A little fixed point math for embedded audio


Recently, I wanted to generate some sounds for MnemOS, and I wanted it to go fast.

This is a little mini-blog post describing how I did that using fixed point math, and reduced the total CPU usage to about 20% of the original amount.

I wanted to generate a sine wave to play out of a speaker on my small embedded device. My end goal was to generate 44.1kHz PCM samples, which meant I needed to generate 44100 i16s per second.

I also needed to generate stereo audio, but for now, I just play the same sine wave on both channels.

In embedded Rust, the core library doesn't actually link in routines for things like sin operations.

This means that typically you have two choices to "provide" these operations:

  1. The libm crate, which provides very accurate implementations of math operations like sin, but is often (relatively) slow, and the code size is (relatively) large, as these are fit for very low error rate calculations.
  2. The micromath crate, which provides reasonable approximations of many operations like sin, to some respectable precision (but less precise than libm).

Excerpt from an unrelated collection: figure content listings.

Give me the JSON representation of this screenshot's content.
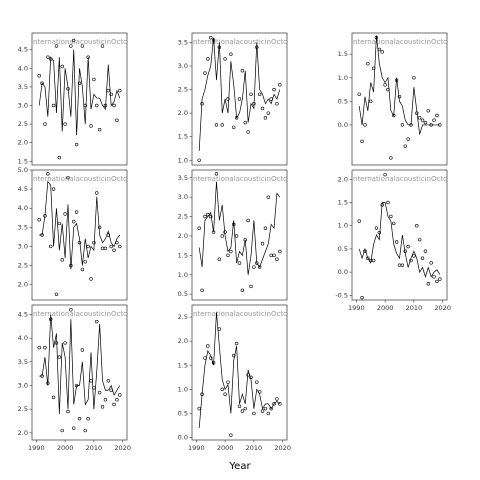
{
  "figure": {
    "xlabel": "Year"
  },
  "chart_data": [
    {
      "type": "line",
      "title": "nternationalacousticinOcto",
      "x": [
        1991,
        1992,
        1993,
        1994,
        1995,
        1996,
        1997,
        1998,
        1999,
        2000,
        2001,
        2002,
        2003,
        2004,
        2005,
        2006,
        2007,
        2008,
        2009,
        2010,
        2011,
        2012,
        2013,
        2014,
        2015,
        2016,
        2017,
        2018,
        2019
      ],
      "xlim": [
        1988.5,
        2021.5
      ],
      "ylim": [
        1.4,
        4.95
      ],
      "yticks": [
        1.5,
        {
          "value": 2,
          "label": "2.0"
        },
        2.5,
        {
          "value": 3,
          "label": "3.0"
        },
        3.5,
        {
          "value": 4,
          "label": "4.0"
        },
        4.5
      ],
      "series": [
        {
          "style": "points",
          "color": "#000000",
          "values": [
            3.8,
            3.6,
            2.5,
            4.3,
            4.25,
            3.0,
            4.6,
            1.6,
            4.05,
            2.5,
            3.45,
            4.6,
            4.75,
            1.95,
            3.6,
            4.6,
            3.0,
            4.3,
            2.45,
            3.7,
            3.0,
            2.35,
            4.6,
            3.0,
            3.4,
            3.3,
            3.0,
            2.6,
            3.4
          ]
        },
        {
          "style": "line",
          "color": "#000000",
          "values": [
            3.0,
            3.6,
            3.5,
            2.7,
            4.3,
            4.2,
            2.8,
            4.3,
            2.3,
            4.0,
            3.5,
            2.7,
            4.5,
            2.2,
            4.0,
            3.5,
            2.5,
            4.3,
            2.9,
            3.3,
            3.2,
            3.2,
            3.0,
            2.9,
            4.1,
            3.0,
            3.1,
            3.4,
            3.2
          ]
        }
      ]
    },
    {
      "type": "line",
      "title": "nternationalacousticinOcto",
      "x": [
        1991,
        1992,
        1993,
        1994,
        1995,
        1996,
        1997,
        1998,
        1999,
        2000,
        2001,
        2002,
        2003,
        2004,
        2005,
        2006,
        2007,
        2008,
        2009,
        2010,
        2011,
        2012,
        2013,
        2014,
        2015,
        2016,
        2017,
        2018,
        2019
      ],
      "xlim": [
        1988.5,
        2021.5
      ],
      "ylim": [
        0.9,
        3.7
      ],
      "yticks": [
        {
          "value": 1,
          "label": "1.0"
        },
        1.5,
        {
          "value": 2,
          "label": "2.0"
        },
        2.5,
        {
          "value": 3,
          "label": "3.0"
        },
        3.5
      ],
      "series": [
        {
          "style": "points",
          "color": "#000000",
          "values": [
            1.0,
            2.2,
            2.85,
            3.15,
            3.6,
            3.55,
            1.75,
            3.4,
            1.75,
            3.15,
            2.3,
            3.25,
            1.7,
            1.9,
            2.3,
            2.9,
            1.8,
            1.6,
            2.4,
            2.2,
            3.4,
            2.4,
            2.1,
            1.9,
            2.0,
            2.3,
            2.5,
            2.2,
            2.6
          ]
        },
        {
          "style": "line",
          "color": "#000000",
          "values": [
            1.2,
            2.3,
            2.5,
            2.8,
            3.0,
            3.6,
            2.7,
            3.5,
            2.0,
            2.3,
            2.0,
            3.1,
            2.6,
            1.9,
            2.0,
            2.3,
            2.9,
            1.8,
            2.2,
            2.1,
            3.5,
            2.5,
            2.4,
            2.2,
            2.3,
            2.2,
            2.4,
            2.3,
            2.5
          ]
        }
      ]
    },
    {
      "type": "line",
      "title": "nternationalacousticinOcto",
      "x": [
        1991,
        1992,
        1993,
        1994,
        1995,
        1996,
        1997,
        1998,
        1999,
        2000,
        2001,
        2002,
        2003,
        2004,
        2005,
        2006,
        2007,
        2008,
        2009,
        2010,
        2011,
        2012,
        2013,
        2014,
        2015,
        2016,
        2017,
        2018,
        2019
      ],
      "xlim": [
        1988.5,
        2021.5
      ],
      "ylim": [
        -0.85,
        1.95
      ],
      "yticks": [
        {
          "value": 0,
          "label": "0.0"
        },
        0.5,
        {
          "value": 1,
          "label": "1.0"
        },
        1.5
      ],
      "series": [
        {
          "style": "points",
          "color": "#000000",
          "values": [
            0.65,
            -0.35,
            0.0,
            1.3,
            0.5,
            1.2,
            1.85,
            1.6,
            1.55,
            0.85,
            0.75,
            -0.7,
            0.2,
            0.95,
            0.6,
            0.0,
            -0.45,
            -0.3,
            0.0,
            1.0,
            0.25,
            0.15,
            0.1,
            0.05,
            0.3,
            0.0,
            0.1,
            0.2,
            0.0
          ]
        },
        {
          "style": "line",
          "color": "#000000",
          "values": [
            0.4,
            0.0,
            0.6,
            0.3,
            0.9,
            0.7,
            1.9,
            1.3,
            1.0,
            0.9,
            1.0,
            0.3,
            0.2,
            1.0,
            0.5,
            0.4,
            0.1,
            0.0,
            0.0,
            0.8,
            0.3,
            -0.2,
            0.0,
            0.0,
            0.0,
            0.0,
            0.0,
            0.0,
            0.0
          ]
        }
      ]
    },
    {
      "type": "line",
      "title": "nternationalacousticinOcto",
      "x": [
        1991,
        1992,
        1993,
        1994,
        1995,
        1996,
        1997,
        1998,
        1999,
        2000,
        2001,
        2002,
        2003,
        2004,
        2005,
        2006,
        2007,
        2008,
        2009,
        2010,
        2011,
        2012,
        2013,
        2014,
        2015,
        2016,
        2017,
        2018,
        2019
      ],
      "xlim": [
        1988.5,
        2021.5
      ],
      "ylim": [
        1.6,
        5.0
      ],
      "yticks": [
        {
          "value": 2,
          "label": "2.0"
        },
        2.5,
        {
          "value": 3,
          "label": "3.0"
        },
        3.5,
        {
          "value": 4,
          "label": "4.0"
        },
        4.5,
        {
          "value": 5,
          "label": "5.0"
        }
      ],
      "series": [
        {
          "style": "points",
          "color": "#000000",
          "values": [
            3.7,
            3.3,
            3.8,
            4.9,
            3.0,
            4.5,
            1.75,
            3.6,
            2.65,
            3.85,
            4.8,
            2.5,
            3.65,
            3.9,
            3.1,
            2.4,
            2.6,
            3.0,
            2.15,
            3.1,
            4.4,
            3.5,
            2.95,
            2.95,
            3.3,
            3.0,
            2.9,
            3.1,
            3.0
          ]
        },
        {
          "style": "line",
          "color": "#000000",
          "values": [
            3.3,
            3.3,
            3.8,
            4.7,
            4.6,
            3.0,
            4.0,
            2.9,
            3.6,
            2.7,
            4.1,
            2.4,
            3.5,
            3.6,
            3.2,
            2.5,
            3.2,
            2.7,
            3.0,
            2.9,
            4.3,
            3.3,
            3.1,
            3.2,
            3.4,
            3.1,
            3.0,
            3.2,
            3.3
          ]
        }
      ]
    },
    {
      "type": "line",
      "title": "nternationalacousticinOcto",
      "x": [
        1991,
        1992,
        1993,
        1994,
        1995,
        1996,
        1997,
        1998,
        1999,
        2000,
        2001,
        2002,
        2003,
        2004,
        2005,
        2006,
        2007,
        2008,
        2009,
        2010,
        2011,
        2012,
        2013,
        2014,
        2015,
        2016,
        2017,
        2018,
        2019
      ],
      "xlim": [
        1988.5,
        2021.5
      ],
      "ylim": [
        0.35,
        3.7
      ],
      "yticks": [
        0.5,
        {
          "value": 1,
          "label": "1.0"
        },
        1.5,
        {
          "value": 2,
          "label": "2.0"
        },
        2.5,
        {
          "value": 3,
          "label": "3.0"
        },
        3.5
      ],
      "series": [
        {
          "style": "points",
          "color": "#000000",
          "values": [
            2.2,
            0.6,
            2.5,
            2.55,
            2.5,
            2.1,
            3.6,
            1.4,
            2.0,
            2.1,
            1.5,
            1.6,
            2.3,
            2.0,
            1.3,
            0.6,
            1.9,
            2.4,
            0.7,
            1.2,
            1.3,
            1.2,
            1.8,
            2.2,
            3.0,
            1.5,
            1.5,
            1.4,
            1.6
          ]
        },
        {
          "style": "line",
          "color": "#000000",
          "values": [
            1.7,
            1.2,
            2.4,
            2.5,
            2.6,
            2.1,
            3.4,
            2.4,
            2.8,
            2.0,
            1.6,
            1.7,
            2.4,
            1.3,
            1.6,
            1.5,
            1.9,
            1.0,
            1.5,
            2.4,
            1.3,
            1.2,
            1.4,
            1.6,
            1.8,
            2.3,
            2.2,
            3.1,
            3.0
          ]
        }
      ]
    },
    {
      "type": "line",
      "title": "nternationalacousticinOcto",
      "x": [
        1991,
        1992,
        1993,
        1994,
        1995,
        1996,
        1997,
        1998,
        1999,
        2000,
        2001,
        2002,
        2003,
        2004,
        2005,
        2006,
        2007,
        2008,
        2009,
        2010,
        2011,
        2012,
        2013,
        2014,
        2015,
        2016,
        2017,
        2018,
        2019
      ],
      "xlim": [
        1988.5,
        2021.5
      ],
      "xticks": [
        1990,
        2000,
        2010,
        2020
      ],
      "ylim": [
        -0.6,
        2.2
      ],
      "yticks": [
        -0.5,
        {
          "value": 0,
          "label": "0.0"
        },
        0.5,
        {
          "value": 1,
          "label": "1.0"
        },
        1.5,
        {
          "value": 2,
          "label": "2.0"
        }
      ],
      "series": [
        {
          "style": "points",
          "color": "#000000",
          "values": [
            1.1,
            -0.55,
            0.45,
            0.3,
            0.25,
            0.25,
            0.95,
            0.85,
            1.45,
            2.1,
            1.5,
            1.2,
            1.05,
            0.65,
            0.15,
            0.15,
            0.45,
            0.55,
            0.25,
            0.35,
            1.0,
            0.7,
            0.3,
            0.45,
            -0.25,
            0.2,
            -0.1,
            -0.2,
            -0.15
          ]
        },
        {
          "style": "line",
          "color": "#000000",
          "values": [
            0.5,
            0.3,
            0.5,
            0.3,
            0.2,
            0.6,
            0.8,
            0.7,
            1.5,
            1.5,
            1.2,
            1.1,
            0.6,
            0.4,
            0.3,
            0.8,
            0.4,
            0.1,
            0.3,
            0.45,
            0.3,
            0.0,
            0.1,
            -0.1,
            0.1,
            -0.1,
            0.0,
            0.05,
            -0.05
          ]
        }
      ]
    },
    {
      "type": "line",
      "title": "nternationalacousticinOcto",
      "x": [
        1991,
        1992,
        1993,
        1994,
        1995,
        1996,
        1997,
        1998,
        1999,
        2000,
        2001,
        2002,
        2003,
        2004,
        2005,
        2006,
        2007,
        2008,
        2009,
        2010,
        2011,
        2012,
        2013,
        2014,
        2015,
        2016,
        2017,
        2018,
        2019
      ],
      "xlim": [
        1988.5,
        2021.5
      ],
      "xticks": [
        1990,
        2000,
        2010,
        2020
      ],
      "ylim": [
        1.85,
        4.7
      ],
      "yticks": [
        {
          "value": 2,
          "label": "2.0"
        },
        2.5,
        {
          "value": 3,
          "label": "3.0"
        },
        3.5,
        {
          "value": 4,
          "label": "4.0"
        },
        4.5
      ],
      "series": [
        {
          "style": "points",
          "color": "#000000",
          "values": [
            3.8,
            3.2,
            3.8,
            3.05,
            4.4,
            2.75,
            3.9,
            3.6,
            2.05,
            3.9,
            2.45,
            4.6,
            2.1,
            3.0,
            2.3,
            3.75,
            2.05,
            2.3,
            3.1,
            2.95,
            4.35,
            2.85,
            2.55,
            2.7,
            3.1,
            2.9,
            2.6,
            2.7,
            2.8
          ]
        },
        {
          "style": "line",
          "color": "#000000",
          "values": [
            3.2,
            3.2,
            3.6,
            3.0,
            4.5,
            3.8,
            4.1,
            2.4,
            3.9,
            3.6,
            2.5,
            4.4,
            2.6,
            3.0,
            3.0,
            3.5,
            2.6,
            2.7,
            3.7,
            2.5,
            3.3,
            4.3,
            3.1,
            2.9,
            2.9,
            3.0,
            2.8,
            2.9,
            3.0
          ]
        }
      ]
    },
    {
      "type": "line",
      "title": "nternationalacousticinOcto",
      "x": [
        1991,
        1992,
        1993,
        1994,
        1995,
        1996,
        1997,
        1998,
        1999,
        2000,
        2001,
        2002,
        2003,
        2004,
        2005,
        2006,
        2007,
        2008,
        2009,
        2010,
        2011,
        2012,
        2013,
        2014,
        2015,
        2016,
        2017,
        2018,
        2019
      ],
      "xlim": [
        1988.5,
        2021.5
      ],
      "xticks": [
        1990,
        2000,
        2010,
        2020
      ],
      "ylim": [
        -0.05,
        2.75
      ],
      "yticks": [
        {
          "value": 0,
          "label": "0.0"
        },
        0.5,
        {
          "value": 1,
          "label": "1.0"
        },
        1.5,
        {
          "value": 2,
          "label": "2.0"
        },
        2.5
      ],
      "series": [
        {
          "style": "points",
          "color": "#000000",
          "values": [
            0.6,
            0.9,
            1.65,
            1.9,
            1.65,
            1.55,
            2.8,
            2.25,
            1.0,
            0.9,
            1.15,
            0.05,
            1.7,
            1.95,
            0.65,
            0.55,
            0.6,
            1.3,
            1.25,
            0.5,
            1.15,
            0.95,
            0.55,
            0.6,
            0.5,
            0.6,
            0.7,
            0.8,
            0.7
          ]
        },
        {
          "style": "line",
          "color": "#000000",
          "values": [
            0.2,
            0.9,
            1.5,
            1.8,
            1.7,
            1.5,
            2.6,
            1.9,
            1.2,
            1.0,
            1.1,
            0.5,
            1.6,
            1.9,
            0.7,
            0.9,
            0.7,
            1.4,
            1.2,
            0.6,
            1.0,
            0.9,
            0.6,
            0.7,
            0.7,
            0.6,
            0.7,
            0.75,
            0.7
          ]
        }
      ]
    }
  ]
}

Since I knew I didn't need crazy accurate data, I didn't even try libm for this. My initial code using micromath looked like this, for generating my sine wave data:

// Generate N samples, interleaving left and right i16 PCM samples
for (i, dat) in idata.chunks_exact_mut(2).enumerate() {
    use micromath::F32Ext;
    let mut value = (i as f32);
    value *= (2.0 * core::f32::consts::PI * 441.0);
    value /= 44100.0;
    let ival = (value.sin() * (i16::MAX as f32)) as i16;
    dat.iter_mut().for_each(|i| *i = ival);
}

I profiled this on my 64MHz Cortex-M4F CPU, and found it took an acceptable, but not impressive, average of 114 CPU cycles per loop iteration.

This meant that to generate 44100 samples per second, I would spend a total of 5.02M cycles/second generating the audio, out of a total of 64M cycles I had total, which was 7.9% of my entire CPU time.

So instead, I decided to use a slightly different approach, using a phase accumulator, and fixed point math, and a pre-calculated 256-entry look up table.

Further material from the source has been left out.